Wait - there's more.

The recent Deepwater Horizon explosion and oil spill, and last month's Upper Big Branch coal mine explosion teach us that fossil fuel dependency comes at costs not measured in solely in dollars.

Fossil fuels are paid with human lives. Eleven workers died at the Deepwater Horizon drilling rig. Twenty-nine coal miners died at the Upper Big Branch mine.

Every year, the United States loses about 30 coal miners to mining accidents. Industrial giant China loses more than a 1,000. The U.S. sees 4,000 new cases of black lung every year. Add in China for another 10,000.

America has sacrificed 4,394 soldiers in the Iraq War. After years of "fighting for freedom," last year Big Oil moved back in. Today, Exxon, Shell and BP may be considered the prime beneficiaries of that war.

That adds up to a lot of death and dying powering our cars and lighting our homes. It's bad enough we accept huge U.S. incentives and tax subsidies to Big Oil. We taxpayers pay those perks, you know. But it's far worse when we casually trade sacred blood as an energy lifestyle choice.

It seems strange that in a technologically advanced age capable of storing entire libraries on a hard disk, in an era when e-readers will soon replace newsprint - in such an era of efficiency, we still find ourselves digging our fuel out of holes in the ground. The fuel of the 1800s and the 1900s, remains by and large the fuel of today. So much is new and efficient, save our energy sources.
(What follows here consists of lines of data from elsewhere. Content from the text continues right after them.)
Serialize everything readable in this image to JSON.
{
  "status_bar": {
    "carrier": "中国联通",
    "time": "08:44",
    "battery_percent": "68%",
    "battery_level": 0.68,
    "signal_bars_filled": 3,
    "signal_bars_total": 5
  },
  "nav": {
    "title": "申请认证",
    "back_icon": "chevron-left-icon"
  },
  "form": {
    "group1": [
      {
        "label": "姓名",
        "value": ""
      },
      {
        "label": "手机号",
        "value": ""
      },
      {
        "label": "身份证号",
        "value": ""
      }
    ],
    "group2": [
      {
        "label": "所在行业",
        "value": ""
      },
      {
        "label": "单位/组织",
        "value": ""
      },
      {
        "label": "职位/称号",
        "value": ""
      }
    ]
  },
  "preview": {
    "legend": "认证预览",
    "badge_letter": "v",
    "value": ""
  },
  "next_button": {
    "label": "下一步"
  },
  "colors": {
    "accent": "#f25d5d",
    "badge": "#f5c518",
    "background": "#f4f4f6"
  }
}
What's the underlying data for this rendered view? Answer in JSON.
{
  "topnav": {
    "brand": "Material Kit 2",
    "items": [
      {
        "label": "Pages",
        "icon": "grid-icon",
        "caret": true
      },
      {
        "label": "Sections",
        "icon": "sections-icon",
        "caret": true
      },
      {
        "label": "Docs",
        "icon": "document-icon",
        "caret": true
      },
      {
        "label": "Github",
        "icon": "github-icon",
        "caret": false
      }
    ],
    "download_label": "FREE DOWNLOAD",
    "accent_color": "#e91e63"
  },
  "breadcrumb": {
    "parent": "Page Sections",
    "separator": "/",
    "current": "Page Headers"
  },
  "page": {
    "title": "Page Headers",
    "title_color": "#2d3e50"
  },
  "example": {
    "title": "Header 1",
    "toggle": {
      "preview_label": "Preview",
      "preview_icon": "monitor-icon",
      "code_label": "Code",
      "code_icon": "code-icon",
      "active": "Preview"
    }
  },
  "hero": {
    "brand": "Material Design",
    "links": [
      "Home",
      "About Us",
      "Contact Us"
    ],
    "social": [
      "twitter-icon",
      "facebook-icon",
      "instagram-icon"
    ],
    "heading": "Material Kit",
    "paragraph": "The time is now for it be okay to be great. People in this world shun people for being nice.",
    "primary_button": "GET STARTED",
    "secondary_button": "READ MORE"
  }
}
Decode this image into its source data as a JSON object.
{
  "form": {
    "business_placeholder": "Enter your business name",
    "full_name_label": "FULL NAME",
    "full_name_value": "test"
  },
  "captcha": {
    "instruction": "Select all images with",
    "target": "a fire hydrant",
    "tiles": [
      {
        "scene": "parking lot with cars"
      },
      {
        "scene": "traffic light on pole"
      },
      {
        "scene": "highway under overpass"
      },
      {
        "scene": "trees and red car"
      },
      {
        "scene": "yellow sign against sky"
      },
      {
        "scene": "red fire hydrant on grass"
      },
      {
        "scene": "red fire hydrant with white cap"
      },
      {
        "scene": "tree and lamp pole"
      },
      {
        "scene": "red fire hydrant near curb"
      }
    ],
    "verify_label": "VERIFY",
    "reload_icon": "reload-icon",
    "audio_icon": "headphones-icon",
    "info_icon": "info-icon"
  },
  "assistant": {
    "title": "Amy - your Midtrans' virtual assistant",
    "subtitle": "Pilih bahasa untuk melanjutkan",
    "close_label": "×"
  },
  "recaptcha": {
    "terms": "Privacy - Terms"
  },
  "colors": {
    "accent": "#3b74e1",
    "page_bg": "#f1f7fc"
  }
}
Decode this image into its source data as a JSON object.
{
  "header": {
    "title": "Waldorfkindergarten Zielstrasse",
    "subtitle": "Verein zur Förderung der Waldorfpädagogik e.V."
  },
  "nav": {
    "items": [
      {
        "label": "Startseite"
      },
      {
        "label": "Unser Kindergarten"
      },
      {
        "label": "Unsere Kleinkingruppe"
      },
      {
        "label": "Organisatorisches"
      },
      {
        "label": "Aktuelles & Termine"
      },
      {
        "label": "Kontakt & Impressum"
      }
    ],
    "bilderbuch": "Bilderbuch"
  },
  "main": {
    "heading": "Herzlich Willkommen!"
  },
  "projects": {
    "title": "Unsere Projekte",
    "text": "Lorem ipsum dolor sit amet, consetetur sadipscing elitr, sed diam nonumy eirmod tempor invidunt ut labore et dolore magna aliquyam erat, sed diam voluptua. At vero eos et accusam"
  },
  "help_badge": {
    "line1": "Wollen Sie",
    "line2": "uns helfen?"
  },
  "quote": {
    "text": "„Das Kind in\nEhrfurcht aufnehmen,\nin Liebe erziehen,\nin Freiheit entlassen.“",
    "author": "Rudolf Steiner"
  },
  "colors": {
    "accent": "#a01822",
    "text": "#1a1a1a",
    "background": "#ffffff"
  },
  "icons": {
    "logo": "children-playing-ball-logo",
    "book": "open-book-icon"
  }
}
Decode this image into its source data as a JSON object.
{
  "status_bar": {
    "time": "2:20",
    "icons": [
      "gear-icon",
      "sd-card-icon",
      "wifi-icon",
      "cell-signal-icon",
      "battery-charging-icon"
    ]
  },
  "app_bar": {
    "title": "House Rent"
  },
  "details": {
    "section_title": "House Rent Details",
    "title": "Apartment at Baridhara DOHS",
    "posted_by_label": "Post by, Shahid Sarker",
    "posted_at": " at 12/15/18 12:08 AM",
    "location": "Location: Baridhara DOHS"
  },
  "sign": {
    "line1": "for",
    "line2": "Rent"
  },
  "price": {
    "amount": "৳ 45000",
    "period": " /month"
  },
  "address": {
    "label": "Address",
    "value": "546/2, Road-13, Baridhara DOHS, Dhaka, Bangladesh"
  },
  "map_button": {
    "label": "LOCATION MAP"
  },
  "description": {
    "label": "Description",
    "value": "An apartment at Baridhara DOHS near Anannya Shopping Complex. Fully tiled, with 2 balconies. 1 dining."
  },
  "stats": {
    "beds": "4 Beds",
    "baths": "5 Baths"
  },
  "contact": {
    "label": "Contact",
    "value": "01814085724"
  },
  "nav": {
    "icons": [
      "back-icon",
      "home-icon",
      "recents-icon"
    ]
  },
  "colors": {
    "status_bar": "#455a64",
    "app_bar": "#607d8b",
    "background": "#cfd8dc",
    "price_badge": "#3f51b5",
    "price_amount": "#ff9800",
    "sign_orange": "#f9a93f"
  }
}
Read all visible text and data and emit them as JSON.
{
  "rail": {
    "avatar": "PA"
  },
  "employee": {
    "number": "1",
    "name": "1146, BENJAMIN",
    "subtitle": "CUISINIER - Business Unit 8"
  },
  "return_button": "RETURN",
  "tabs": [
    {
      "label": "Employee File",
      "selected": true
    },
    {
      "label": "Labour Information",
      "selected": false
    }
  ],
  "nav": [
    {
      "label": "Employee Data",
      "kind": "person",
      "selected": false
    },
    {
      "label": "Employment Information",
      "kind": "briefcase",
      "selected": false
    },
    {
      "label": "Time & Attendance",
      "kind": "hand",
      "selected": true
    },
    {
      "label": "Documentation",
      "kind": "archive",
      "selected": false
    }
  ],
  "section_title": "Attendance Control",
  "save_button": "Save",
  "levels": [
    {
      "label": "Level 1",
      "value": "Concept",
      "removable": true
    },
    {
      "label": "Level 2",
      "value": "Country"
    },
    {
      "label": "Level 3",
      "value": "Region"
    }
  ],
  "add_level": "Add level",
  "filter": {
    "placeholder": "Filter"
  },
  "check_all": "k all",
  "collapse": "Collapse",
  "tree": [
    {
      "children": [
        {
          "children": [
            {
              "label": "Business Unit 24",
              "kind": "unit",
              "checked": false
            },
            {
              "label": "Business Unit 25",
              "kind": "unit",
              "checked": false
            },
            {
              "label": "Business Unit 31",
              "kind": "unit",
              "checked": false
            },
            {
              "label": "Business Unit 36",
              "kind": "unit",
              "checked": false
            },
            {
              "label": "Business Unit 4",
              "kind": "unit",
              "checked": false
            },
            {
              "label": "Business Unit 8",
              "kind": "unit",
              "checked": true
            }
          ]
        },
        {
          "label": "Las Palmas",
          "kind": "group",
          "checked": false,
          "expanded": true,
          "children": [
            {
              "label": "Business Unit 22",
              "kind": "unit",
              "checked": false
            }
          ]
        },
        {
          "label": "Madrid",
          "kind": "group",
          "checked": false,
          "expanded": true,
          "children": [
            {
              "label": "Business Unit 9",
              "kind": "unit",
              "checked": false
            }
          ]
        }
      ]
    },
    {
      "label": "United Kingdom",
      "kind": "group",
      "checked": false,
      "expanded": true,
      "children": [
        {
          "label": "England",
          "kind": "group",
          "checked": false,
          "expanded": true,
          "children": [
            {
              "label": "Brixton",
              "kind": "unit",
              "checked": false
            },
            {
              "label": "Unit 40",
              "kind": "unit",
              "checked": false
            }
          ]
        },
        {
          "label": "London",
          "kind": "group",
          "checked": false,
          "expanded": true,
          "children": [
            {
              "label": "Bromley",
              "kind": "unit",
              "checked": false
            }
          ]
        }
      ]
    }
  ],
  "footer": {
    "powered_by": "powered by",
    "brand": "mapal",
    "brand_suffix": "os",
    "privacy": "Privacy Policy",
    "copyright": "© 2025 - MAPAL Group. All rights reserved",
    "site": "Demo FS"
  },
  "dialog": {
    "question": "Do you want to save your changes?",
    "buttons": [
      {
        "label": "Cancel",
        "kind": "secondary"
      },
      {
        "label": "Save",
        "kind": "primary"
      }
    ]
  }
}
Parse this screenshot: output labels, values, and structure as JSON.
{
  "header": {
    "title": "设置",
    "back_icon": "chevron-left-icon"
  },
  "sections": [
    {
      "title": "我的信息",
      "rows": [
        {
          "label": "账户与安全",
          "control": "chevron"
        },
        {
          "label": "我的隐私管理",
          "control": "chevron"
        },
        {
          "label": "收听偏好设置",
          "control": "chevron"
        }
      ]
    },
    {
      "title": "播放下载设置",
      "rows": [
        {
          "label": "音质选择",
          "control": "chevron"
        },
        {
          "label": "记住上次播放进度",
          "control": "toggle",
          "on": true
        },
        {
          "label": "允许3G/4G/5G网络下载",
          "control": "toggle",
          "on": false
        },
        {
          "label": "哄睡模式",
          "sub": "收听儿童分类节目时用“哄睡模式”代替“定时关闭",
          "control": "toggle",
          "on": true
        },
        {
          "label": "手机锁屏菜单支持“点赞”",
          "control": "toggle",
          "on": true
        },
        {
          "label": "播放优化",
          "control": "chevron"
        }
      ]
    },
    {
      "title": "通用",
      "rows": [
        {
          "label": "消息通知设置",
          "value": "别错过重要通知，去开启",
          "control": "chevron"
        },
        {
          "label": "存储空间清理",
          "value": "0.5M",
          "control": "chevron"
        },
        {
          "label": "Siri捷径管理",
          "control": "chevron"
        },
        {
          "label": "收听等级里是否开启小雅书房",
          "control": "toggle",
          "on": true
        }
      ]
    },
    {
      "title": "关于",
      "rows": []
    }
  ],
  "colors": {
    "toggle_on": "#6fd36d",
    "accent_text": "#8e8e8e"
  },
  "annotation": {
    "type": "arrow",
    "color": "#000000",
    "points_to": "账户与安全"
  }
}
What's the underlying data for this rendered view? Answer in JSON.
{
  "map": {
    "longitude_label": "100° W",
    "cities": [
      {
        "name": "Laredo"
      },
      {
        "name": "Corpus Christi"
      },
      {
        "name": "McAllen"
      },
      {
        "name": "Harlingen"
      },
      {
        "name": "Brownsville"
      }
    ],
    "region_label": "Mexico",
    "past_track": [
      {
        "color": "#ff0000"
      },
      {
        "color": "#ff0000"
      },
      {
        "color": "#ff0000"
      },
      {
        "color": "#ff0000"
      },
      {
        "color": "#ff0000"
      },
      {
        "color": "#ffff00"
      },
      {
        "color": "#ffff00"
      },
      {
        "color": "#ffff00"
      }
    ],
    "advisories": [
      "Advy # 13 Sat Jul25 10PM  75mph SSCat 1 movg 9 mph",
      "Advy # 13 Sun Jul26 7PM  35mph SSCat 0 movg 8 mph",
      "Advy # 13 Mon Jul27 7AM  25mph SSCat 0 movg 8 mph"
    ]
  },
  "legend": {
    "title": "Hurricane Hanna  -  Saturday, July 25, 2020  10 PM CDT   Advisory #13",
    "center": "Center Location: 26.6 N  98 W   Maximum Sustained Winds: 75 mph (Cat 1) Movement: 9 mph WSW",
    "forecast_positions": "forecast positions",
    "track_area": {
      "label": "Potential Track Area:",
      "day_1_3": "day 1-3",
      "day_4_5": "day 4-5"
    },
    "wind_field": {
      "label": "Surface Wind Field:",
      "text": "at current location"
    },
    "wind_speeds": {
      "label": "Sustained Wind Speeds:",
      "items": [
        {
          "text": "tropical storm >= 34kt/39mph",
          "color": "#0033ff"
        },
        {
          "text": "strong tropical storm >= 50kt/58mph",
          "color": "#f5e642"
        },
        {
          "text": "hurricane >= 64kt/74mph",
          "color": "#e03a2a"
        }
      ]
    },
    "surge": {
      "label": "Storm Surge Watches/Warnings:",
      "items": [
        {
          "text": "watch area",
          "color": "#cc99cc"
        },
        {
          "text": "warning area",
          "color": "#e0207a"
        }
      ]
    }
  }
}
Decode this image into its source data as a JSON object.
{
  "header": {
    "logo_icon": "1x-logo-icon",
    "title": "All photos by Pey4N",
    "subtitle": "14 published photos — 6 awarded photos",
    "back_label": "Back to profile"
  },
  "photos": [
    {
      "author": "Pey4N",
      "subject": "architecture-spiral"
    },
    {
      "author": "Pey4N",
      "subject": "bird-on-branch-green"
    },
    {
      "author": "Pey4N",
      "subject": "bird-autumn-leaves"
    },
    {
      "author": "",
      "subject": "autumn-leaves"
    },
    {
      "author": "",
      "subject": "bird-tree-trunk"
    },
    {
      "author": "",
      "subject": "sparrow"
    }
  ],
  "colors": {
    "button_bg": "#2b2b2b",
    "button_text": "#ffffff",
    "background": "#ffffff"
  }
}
But in Europe, where oil subsidies are lower and the appetite for war less enthusiastic, the move towards alternative energy is far more advanced than here. German utility companies complain that electric windmills are dropping power costs so quickly they threaten the financial return on their old coal- and oil-powered power plants.

We could use that same problem, if only we could break our deal-with-the-devil fossil fuel addiction. So much changes when we finally kick the habit.

How many wars will we fight securing the wind that races through our wind farms? How many soldiers will die defending wind turbines in Texas, California or out on the plains?

And when a wind turbine goes bad, how many men will be blown up or crushed in the explosion that never happens? How much ocean life will be lost as the blades simply slow and hang sadly silent?

How many dollars are shipped overseas, as it's local wind and not foreign oil powering our electric cars and lighting our cities? How much smog will we breath when windmills energize our electric lines?

As the Deepwater Horizon tragedy takes its full toll, we'll see in plain view more of the previously hidden costs of subsidized fossil fuels.

"Drill, baby, drill" will grow closer to beaing as dead as dinosaurs, and America will move closer to smarter answers.

The answer is blowing in the wind.

Gary Horton is a Santa Clarita resident. His column reflects his own views and not necessarily those of The Signal. "Full Speed to Port!" appears Wednesday in The Signal.